The world’s first cloned wild arctic wolf Maya. Photo: Courtesy of Sinogene Biotechnology Co

However, some raised controversy relating to the cloned arctic wolf. Sun Quanhui, a scientist from the World Animal Protection organization, told the Global Times that cloning technology has made great progress since its birth, but it is still being perfected and in the exploratory stage of research, and there are many technical and ethical issues that need to be addressed and treated with caution.

Sun proposed several questions: Are there health risks associated with cloned animals? Under what circumstances is it permissible to clone animals? How much does cloning affect biodiversity? He believed cloning needs to be considered only for endangered wild animals whose species are extinct, or whose wild populations are extinct and whose captive populations are very limited.

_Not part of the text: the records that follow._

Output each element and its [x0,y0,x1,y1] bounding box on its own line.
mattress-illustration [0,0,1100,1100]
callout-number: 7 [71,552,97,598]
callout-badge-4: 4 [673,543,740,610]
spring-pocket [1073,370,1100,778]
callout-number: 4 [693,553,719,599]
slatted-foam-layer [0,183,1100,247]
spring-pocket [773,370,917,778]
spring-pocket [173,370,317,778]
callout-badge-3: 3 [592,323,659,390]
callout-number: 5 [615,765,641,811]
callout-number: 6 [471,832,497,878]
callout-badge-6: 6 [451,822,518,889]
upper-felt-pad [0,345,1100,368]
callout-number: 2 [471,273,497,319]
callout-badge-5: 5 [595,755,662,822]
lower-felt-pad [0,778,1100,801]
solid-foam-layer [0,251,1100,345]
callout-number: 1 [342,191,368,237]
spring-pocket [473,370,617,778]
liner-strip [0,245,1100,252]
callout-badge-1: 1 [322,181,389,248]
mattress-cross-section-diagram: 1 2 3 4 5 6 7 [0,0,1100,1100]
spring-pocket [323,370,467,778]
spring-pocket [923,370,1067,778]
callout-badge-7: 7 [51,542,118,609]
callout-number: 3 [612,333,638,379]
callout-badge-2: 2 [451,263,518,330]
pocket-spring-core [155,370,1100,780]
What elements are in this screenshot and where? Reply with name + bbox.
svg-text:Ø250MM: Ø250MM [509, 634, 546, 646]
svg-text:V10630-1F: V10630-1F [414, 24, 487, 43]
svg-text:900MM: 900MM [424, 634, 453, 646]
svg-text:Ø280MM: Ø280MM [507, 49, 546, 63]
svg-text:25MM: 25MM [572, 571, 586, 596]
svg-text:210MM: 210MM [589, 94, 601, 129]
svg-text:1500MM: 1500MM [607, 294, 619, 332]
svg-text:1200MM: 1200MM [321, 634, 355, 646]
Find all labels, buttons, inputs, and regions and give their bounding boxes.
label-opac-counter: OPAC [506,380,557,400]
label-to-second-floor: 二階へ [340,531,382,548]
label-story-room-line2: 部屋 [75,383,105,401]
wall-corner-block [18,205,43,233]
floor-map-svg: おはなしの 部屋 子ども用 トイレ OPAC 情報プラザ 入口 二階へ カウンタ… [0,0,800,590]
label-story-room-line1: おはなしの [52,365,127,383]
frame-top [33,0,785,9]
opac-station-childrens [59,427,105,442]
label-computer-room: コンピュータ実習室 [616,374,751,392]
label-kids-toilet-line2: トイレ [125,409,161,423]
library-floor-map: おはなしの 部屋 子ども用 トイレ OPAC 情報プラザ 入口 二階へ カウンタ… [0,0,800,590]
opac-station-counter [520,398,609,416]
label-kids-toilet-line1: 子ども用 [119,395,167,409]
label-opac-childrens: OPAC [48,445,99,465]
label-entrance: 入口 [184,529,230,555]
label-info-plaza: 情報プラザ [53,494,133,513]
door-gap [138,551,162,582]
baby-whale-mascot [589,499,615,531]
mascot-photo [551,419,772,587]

The cloned wolf now lives with her surrogate beagle in a lab of Sinogene in Xuzhou, East China’s Jiangsu Province, and later she will be delivered to the Harbin Polarland, Northeast China’s Heilongjiang Province and displayed to the public.

Dai Rui, the general manager of the Harbin Polarland, said that the cloned wolf would live by herself in the park in the initial stage because she may not be able to adapt to original arctic wolf groups. The birth of Maya continues the life of the wild female arctic wolf, which was introduced from Canada in 2006 and died of old age in 2021, whose name was also Maya.

The Global Times learned from Zhao that another male cloned arctic wolf is expected to be delivered on Thursday.

The International Union for Conservation of Nature, or the IUCN, lists arctic wolves as endangered in the Red List of Threatened Species. In China, arctic wolves are introduced from overseas and they are bred in zoos.